Mars 1884, Anzin. Une violente grève éclate à la mine d’Anzin, dans le Nord de la France. Les ouvriers, révoltés par une nouvelle baisse de salaire imposée par La Compagnie, refusent de retourner croupir sous terre sans pouvoir ramener du pain à leur famille. La loi Waldeck-Rousseau autorisant les syndicats est votée à la fin du mois de mars. Ça, c’est l’histoire vraie.
Mars 1884, Montsou. Etienne Lantier, un ancien machiniste, vient d’être licencié pour avoir giflé son chef. Il arpente les plaines du Nord à la recherche d’un travail, n’importe lequel pourvu qu’il ait un toit et du pain. À Montsou, il rencontre les Maheu, une famille de mineurs qui descend dans la fosse depuis la création de la première Compagnie un siècle plus tôt. Suite à la mort d’une herscheuse, Etienne est embauché à la fosse du Voreux. Écoeuré par la misère des ouvriers qui s’oppose à l’opulence dans laquelle vivent les bourgeois de Montsou, Etienne fait rapidement germer dans l’esprit des ouvriers la graine de la révolution… Ça, c’est la fiction.
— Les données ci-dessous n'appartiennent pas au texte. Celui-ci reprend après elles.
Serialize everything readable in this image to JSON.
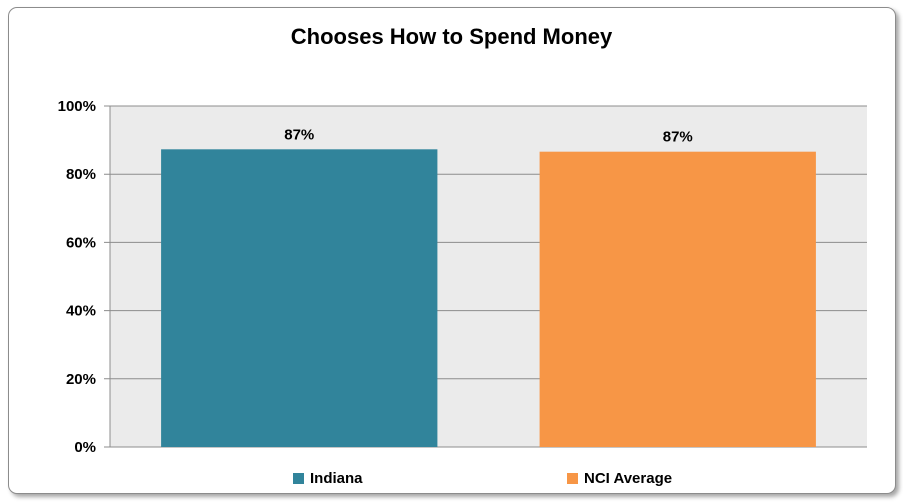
{
  "chart_data": {
    "type": "bar",
    "title": "Chooses How to Spend Money",
    "categories": [
      "Indiana",
      "NCI Average"
    ],
    "values": [
      87.3,
      86.6
    ],
    "data_labels": [
      "87%",
      "87%"
    ],
    "colors": [
      "#31849b",
      "#f79646"
    ],
    "ylim": [
      0,
      100
    ],
    "yticks": [
      "0%",
      "20%",
      "40%",
      "60%",
      "80%",
      "100%"
    ],
    "ytick_values": [
      0,
      20,
      40,
      60,
      80,
      100
    ],
    "xlabel": "",
    "ylabel": "",
    "grid": true,
    "plot_background": "#ebebeb",
    "legend_position": "bottom",
    "legend": [
      "Indiana",
      "NCI Average"
    ]
  }
}
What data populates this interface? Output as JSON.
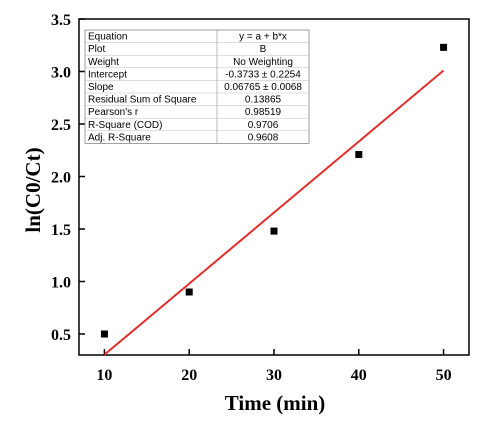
{
  "chart_data": {
    "type": "scatter",
    "xlabel": "Time (min)",
    "ylabel": "ln(C0/Ct)",
    "xlim": [
      7,
      53
    ],
    "ylim": [
      0.3,
      3.5
    ],
    "x_ticks": [
      10,
      20,
      30,
      40,
      50
    ],
    "y_ticks": [
      0.5,
      1.0,
      1.5,
      2.0,
      2.5,
      3.0,
      3.5
    ],
    "y_tick_labels": [
      "0.5",
      "1.0",
      "1.5",
      "2.0",
      "2.5",
      "3.0",
      "3.5"
    ],
    "series": [
      {
        "type": "scatter",
        "marker": "square",
        "color": "#000000",
        "points": [
          {
            "x": 10,
            "y": 0.5
          },
          {
            "x": 20,
            "y": 0.9
          },
          {
            "x": 30,
            "y": 1.48
          },
          {
            "x": 40,
            "y": 2.21
          },
          {
            "x": 50,
            "y": 3.23
          }
        ]
      },
      {
        "type": "line",
        "color": "#e0302e",
        "intercept": -0.3733,
        "slope": 0.06765,
        "x_range": [
          10,
          50
        ]
      }
    ],
    "grid": false,
    "stats_table": {
      "rows": [
        [
          "Equation",
          "y = a + b*x"
        ],
        [
          "Plot",
          "B"
        ],
        [
          "Weight",
          "No Weighting"
        ],
        [
          "Intercept",
          "-0.3733 ± 0.2254"
        ],
        [
          "Slope",
          "0.06765 ± 0.0068"
        ],
        [
          "Residual Sum of Square",
          "0.13865"
        ],
        [
          "Pearson's r",
          "0.98519"
        ],
        [
          "R-Square (COD)",
          "0.9706"
        ],
        [
          "Adj. R-Square",
          "0.9608"
        ]
      ]
    }
  }
}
Zola frappe fort avec ce 13e roman de la fresque des Rougon-Macquart. Entre 1871 et 1893, Zola écrit 20 volumes sur une famille du Second Empire condamnée par les lois de l’hérédité. Il brosse un portrait exhaustif de toutes les strates de la société, et publie en 1885 le premier livre qui donne une voix à l’ouvrier : Germinal symbolise l’accession à la dignité de gens qu’on avait toujours cru indignes d’être des personnages de roman.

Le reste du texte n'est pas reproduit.